Mortgage rates have climbed to 6.46% this week (from just under 6% in late February) as the war with Iran and rising energy prices lift 10-year Treasury yields, slowing mortgage applications. Active listings rose nearly 8% year-over-year in February and Redfin reports about 46% more sellers than buyers nationally (vs ~30% a year ago), pressuring prices in many metros and increasing buyer negotiating leverage.
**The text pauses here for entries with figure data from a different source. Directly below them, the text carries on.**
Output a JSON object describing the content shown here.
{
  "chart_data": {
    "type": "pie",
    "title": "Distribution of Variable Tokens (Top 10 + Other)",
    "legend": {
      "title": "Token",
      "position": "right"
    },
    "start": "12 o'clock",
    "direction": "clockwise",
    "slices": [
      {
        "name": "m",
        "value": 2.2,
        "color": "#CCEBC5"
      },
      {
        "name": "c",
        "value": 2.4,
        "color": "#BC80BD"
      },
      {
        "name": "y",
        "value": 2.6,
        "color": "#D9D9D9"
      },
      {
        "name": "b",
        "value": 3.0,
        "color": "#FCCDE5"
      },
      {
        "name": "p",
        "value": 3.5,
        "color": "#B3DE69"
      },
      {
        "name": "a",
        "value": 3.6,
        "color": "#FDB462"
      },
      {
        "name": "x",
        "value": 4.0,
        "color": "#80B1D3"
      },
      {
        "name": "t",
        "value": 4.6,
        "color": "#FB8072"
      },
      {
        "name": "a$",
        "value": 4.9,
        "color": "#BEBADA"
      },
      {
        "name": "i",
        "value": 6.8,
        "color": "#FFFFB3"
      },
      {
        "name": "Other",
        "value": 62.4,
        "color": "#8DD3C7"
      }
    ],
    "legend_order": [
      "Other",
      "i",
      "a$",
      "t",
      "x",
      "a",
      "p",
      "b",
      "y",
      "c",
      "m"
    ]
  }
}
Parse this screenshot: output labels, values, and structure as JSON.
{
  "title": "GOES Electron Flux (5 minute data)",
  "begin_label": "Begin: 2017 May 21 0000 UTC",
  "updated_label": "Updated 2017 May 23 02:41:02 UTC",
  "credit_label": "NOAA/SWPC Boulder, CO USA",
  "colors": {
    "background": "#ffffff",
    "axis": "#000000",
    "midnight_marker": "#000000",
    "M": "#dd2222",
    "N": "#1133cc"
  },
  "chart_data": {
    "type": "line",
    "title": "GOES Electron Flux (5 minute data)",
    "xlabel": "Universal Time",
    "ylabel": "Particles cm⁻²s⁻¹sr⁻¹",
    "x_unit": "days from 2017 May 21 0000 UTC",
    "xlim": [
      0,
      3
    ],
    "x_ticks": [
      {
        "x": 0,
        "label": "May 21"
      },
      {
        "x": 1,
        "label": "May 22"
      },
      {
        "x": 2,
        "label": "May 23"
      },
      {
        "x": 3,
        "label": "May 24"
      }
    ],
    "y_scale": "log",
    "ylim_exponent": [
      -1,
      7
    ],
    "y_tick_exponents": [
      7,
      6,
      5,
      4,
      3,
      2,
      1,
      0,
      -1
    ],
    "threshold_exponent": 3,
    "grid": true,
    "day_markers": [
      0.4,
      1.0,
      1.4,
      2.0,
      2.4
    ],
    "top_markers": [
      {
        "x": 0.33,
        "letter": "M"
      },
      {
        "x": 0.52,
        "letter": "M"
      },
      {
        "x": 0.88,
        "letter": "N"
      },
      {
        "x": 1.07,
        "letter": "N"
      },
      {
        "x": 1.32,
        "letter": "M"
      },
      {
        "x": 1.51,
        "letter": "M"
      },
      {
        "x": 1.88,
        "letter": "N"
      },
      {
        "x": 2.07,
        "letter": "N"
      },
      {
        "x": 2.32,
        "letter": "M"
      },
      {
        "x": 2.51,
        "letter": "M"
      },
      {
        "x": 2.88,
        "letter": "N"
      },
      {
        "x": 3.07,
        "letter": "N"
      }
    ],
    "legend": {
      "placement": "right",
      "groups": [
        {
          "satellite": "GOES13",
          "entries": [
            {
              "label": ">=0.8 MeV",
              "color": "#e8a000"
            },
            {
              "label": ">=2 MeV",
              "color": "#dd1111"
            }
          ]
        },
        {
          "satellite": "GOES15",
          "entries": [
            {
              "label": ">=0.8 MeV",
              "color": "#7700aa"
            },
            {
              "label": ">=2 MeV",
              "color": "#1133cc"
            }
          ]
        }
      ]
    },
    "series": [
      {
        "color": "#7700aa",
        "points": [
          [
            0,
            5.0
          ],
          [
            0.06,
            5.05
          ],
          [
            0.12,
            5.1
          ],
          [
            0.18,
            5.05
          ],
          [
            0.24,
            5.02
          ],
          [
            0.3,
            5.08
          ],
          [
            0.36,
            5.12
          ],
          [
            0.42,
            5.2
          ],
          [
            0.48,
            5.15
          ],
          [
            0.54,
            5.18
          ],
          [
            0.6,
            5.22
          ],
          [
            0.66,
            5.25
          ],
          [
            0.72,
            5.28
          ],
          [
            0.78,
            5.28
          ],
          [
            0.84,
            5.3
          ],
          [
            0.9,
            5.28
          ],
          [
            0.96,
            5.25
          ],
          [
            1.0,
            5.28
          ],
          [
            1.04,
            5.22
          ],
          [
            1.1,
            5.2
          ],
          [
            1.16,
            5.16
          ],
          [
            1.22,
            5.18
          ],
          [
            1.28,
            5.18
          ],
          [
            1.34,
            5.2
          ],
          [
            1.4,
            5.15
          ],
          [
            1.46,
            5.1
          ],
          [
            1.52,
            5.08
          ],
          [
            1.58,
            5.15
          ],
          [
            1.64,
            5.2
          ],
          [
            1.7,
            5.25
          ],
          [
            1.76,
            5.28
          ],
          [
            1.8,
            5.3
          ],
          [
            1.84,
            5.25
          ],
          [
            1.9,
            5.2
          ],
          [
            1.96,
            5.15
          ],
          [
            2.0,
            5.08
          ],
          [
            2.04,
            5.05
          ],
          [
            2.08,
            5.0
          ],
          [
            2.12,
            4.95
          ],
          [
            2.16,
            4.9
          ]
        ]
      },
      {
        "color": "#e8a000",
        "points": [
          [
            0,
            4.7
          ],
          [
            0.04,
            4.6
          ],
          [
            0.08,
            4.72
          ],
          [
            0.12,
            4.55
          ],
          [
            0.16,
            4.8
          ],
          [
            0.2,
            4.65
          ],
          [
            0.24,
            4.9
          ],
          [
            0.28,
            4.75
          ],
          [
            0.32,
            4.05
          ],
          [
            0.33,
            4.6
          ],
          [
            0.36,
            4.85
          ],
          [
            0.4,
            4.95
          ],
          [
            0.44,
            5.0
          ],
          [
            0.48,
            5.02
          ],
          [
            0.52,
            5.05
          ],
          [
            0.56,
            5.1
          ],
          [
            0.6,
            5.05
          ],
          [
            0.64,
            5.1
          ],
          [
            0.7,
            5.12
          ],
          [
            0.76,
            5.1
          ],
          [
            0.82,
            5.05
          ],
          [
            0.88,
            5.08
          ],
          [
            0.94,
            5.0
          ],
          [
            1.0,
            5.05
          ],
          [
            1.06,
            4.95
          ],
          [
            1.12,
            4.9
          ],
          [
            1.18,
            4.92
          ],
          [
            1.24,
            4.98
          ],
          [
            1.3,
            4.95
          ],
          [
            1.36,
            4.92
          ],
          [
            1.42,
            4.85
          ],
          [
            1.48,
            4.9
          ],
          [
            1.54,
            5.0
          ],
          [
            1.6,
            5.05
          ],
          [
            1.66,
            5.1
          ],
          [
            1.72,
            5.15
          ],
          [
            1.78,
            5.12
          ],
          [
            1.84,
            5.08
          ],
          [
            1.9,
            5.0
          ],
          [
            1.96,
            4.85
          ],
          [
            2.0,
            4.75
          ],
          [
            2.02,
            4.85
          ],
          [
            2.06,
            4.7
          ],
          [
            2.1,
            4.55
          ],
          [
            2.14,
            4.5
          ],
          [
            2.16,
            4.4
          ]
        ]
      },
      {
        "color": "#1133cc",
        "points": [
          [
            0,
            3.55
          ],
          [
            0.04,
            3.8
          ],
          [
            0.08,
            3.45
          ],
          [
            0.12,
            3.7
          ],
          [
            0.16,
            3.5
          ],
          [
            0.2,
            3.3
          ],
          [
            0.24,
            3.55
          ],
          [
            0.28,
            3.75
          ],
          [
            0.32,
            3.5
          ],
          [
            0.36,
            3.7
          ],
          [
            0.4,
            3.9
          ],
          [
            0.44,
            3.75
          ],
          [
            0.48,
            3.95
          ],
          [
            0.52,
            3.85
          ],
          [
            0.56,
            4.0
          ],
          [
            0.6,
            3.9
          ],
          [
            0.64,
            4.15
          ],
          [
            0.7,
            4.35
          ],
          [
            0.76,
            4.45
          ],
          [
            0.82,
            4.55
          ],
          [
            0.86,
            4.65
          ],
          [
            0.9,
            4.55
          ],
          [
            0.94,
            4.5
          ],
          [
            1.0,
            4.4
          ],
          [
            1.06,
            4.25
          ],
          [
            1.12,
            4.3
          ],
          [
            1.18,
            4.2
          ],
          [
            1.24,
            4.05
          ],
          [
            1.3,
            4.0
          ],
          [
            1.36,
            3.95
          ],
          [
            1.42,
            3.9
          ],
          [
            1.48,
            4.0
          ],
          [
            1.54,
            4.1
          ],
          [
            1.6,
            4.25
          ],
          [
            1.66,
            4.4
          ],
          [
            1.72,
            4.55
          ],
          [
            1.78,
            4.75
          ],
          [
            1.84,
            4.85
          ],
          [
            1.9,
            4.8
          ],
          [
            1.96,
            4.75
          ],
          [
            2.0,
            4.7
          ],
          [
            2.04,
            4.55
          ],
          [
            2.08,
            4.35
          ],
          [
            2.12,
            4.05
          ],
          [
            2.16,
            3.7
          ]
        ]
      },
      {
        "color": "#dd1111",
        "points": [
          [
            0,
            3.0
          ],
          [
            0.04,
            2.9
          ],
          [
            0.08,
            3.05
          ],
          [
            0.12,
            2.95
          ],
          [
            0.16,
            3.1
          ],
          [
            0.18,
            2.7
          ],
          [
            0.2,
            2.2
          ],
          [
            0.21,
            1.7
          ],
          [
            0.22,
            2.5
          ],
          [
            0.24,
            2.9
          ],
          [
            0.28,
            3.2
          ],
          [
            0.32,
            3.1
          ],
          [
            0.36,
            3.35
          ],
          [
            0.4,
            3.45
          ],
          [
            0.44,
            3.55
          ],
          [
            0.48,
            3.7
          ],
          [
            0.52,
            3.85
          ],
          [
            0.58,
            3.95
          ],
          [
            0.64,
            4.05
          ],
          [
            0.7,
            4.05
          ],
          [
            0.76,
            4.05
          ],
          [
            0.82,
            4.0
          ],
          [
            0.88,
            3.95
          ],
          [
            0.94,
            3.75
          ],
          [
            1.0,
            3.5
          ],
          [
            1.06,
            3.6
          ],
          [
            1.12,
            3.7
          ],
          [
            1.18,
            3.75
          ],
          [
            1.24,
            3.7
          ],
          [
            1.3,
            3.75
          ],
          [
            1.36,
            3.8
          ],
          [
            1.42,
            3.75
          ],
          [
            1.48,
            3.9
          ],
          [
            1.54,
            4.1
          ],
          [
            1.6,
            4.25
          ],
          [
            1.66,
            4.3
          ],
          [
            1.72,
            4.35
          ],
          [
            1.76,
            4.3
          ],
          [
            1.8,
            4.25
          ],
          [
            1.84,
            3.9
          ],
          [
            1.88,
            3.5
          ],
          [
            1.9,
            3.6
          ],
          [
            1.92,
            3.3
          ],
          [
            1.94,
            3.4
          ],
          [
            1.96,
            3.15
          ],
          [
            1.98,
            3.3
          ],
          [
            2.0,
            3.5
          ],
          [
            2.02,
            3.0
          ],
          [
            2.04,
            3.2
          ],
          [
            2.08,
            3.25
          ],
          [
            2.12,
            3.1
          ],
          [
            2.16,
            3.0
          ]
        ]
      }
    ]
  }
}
Affordability remains strained—NAR median existing-home price was $398,000 (nearly 5x median household income)—and a $400k home with 20% down would cost roughly $2,248/month at 6% vs $2,331 at 6.4%, so further rate increases could markedly dampen spring sales.

Analysis

The Iran-induced energy shock is acting like a short, sharp fiscal tax on housing affordability via higher long-term yields rather than through a conventional demand shock; mechanically, a sustained move up in 10y yields of +50–75bp over weeks would translate into mortgage-rate jumps large enough to knock a meaningful cohort of marginal buyers out of the market, compressing new-sale volumes and origination fees. Banks with floating-rate asset exposures capture a slug of incremental NII on new mortgages, but originator and volume-dependent businesses suffer immediate revenue decline — that divergence will show up in earnings within one quarter. Rising inventories and longer time-on-market create a liquidity squeeze for sellers who rely on contingent trades or bridge financing: expect higher contingent-offer fallout, increased demand for temporary mortgages or HELOCs, and delayed relocations that cascade into title insurers, moving services, and local consumer discretionary spending. On the supply side, homebuilders face cancelations and slower starts, pressuring building-material OEMs and regional subcontractors who have capital-intensive cost bases; conversely, firms that provide renovation/repair credit and short-term financing stand to gain. Key tail risks: escalation that pushes Brent >$100/bbl could force 10y to spike well above 4% within weeks, triggering a market re-pricing of housing and a downside macro leg; the opposite tail is rapid de-escalation or safe-haven flows that drive 10y down and re-open a refinancing wave within 3–9 months. Watch initial jobless claims and Treasury real rates as high-frequency triggers that will flip the playbook quickly. Near-term tactical posture should favor capital-light, duration-hedged shorts into exposed discretionary/volume names and optionality to buy duration/inflation protection if a risk-off flight to quality compresses yields.